Croesus Projects Ltd. focuses its capabilities and competencies on four areas of environmental science. Under the leadership of the company’s chief scientist, Dr. Chris Anderson, Croesus has an international reputation for high-quality and innovative research and commercial work in each of these areas.
Gold mining can be organized and regulated, with mechanisms in place to protect workers and the environment. But mining can also be informal and small-scale, with minimal regulatory control of activities. This second form of mining is described as artisanal or small-scale gold mining (ASGM) and occurs throughout the developing countries of Asia, Africa and South America. ASGM worldwide is associated with a range of environmental and social problems.
Croesus Projects Ltd. is actively involved in assessing the environmental impacts of ASGM on Lombok Island, Indonesia. Together with the International Research Centre for the Management of Degraded and Mining Lands, Croesus is working to manage the environmental problems apparent at ASGM sites on Lombok in a socially and economically sustainable way.
Phytomining is technology where plants are used to extract valuable metals from soil. These metals are then recovered from the harvested plant material and sold to generate an economic profit. Phytomining was first proposed for nickel in the 1990s. Dr. Chris Anderson was instrumental in developing the idea of gold phytomining starting in 1998.
Precious metal phytomining is not yet a commercially viable activity. But the idea has good potential as the world looks for greater environmental responsibility from the mining sector. Small-scale gold phytomining operations are well advanced in Indonesia and South/Central America, and Croesus scientists are involved with many of these operations. The idea of palladium and platinum phytomining has also been proposed by a research consortium involving the University of British Columbia, Yale University and the University of York. Phytomining may be a novel pathway to synthesise precious-metal nano-particles that are catalytically active in a range of industrially-important chemical reactions.
Throughout the world, past and present land use has increased the concentration of inorganic elements and organic compounds in soil. The concentration today can be above natural background levels and such land is defined as contaminated. This contamination may have a detrimental effect on the plants, animals and microorganisms in the soil. If this happens the land can be considered polluted.

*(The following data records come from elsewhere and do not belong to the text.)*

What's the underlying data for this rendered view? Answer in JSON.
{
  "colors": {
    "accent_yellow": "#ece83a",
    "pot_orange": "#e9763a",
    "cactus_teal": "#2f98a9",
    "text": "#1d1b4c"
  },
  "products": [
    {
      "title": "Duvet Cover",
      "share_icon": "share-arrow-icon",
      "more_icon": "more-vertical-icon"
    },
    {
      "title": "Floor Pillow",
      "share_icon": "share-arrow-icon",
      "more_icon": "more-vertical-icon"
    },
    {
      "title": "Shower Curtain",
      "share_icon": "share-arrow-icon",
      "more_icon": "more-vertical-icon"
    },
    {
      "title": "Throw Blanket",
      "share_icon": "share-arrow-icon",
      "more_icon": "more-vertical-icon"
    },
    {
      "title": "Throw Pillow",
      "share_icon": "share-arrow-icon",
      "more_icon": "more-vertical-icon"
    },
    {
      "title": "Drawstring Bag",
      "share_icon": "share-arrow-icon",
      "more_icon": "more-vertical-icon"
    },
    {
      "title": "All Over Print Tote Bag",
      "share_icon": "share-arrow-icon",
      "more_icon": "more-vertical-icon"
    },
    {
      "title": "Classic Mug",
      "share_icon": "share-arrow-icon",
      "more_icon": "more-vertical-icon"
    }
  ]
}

Croesus has extensive experience in assessing the impact of historic and current-day practices on soil properties and processes. Understanding this impact can define the level of environmental risk that may be apparent. Where this risk is unacceptable, Croesus can assist in the design and implementation of management and remediation strategies.
Trace Element Nutrition
Trace element nutrients in our food such as iron, zinc and selenium come from the soil. Plants accumulate trace elements as they grow, and these pass through the food chain. But international data show that the trace element content of food is dropping with time. Figures from the United States Department of Agriculture show a decline in the nutrient concentration of 43 crops tracked since the 1950s (1). UK Government figures show similar statistics: declines of at least 10% of iron, zinc and selenium across a range of food crops since the 1950s (2). What these figures imply is that we need to eat more of some of our foods today to gain the same amount of nutrient that was gained perhaps 50 years ago. One USA think tank describes this additional bulk of food that we eat today as “empty calories” (3).
Croesus scientists contribute to the New Zealand Biofortification Initiative. This is a joint project between Lincoln University and Massey University that seeks to understand trace element cycles in the soil. Better understating of how trace elements move through the soil-plant-animal system may allow us to enhance the trace element nutrient content of food. Technology that applies this understanding to improve animal and human health can be described as agronomic biofortification.
(1) Davis, D.R., Epp, M.D. and Riordan, H.D., 2004. Changes in USDA food composition data for 43 garden crops, 1950 to 1999.
Journal of the American College of Nutrition 23(6), 669-682.
(2) Pollan M., 2008. In Defense of Food (Penguin, New York).
(3) Halweil, B., 2007. Still No Free Lunch: Nutrient Levels in U.S. food supply eroded by pursuit of high yields.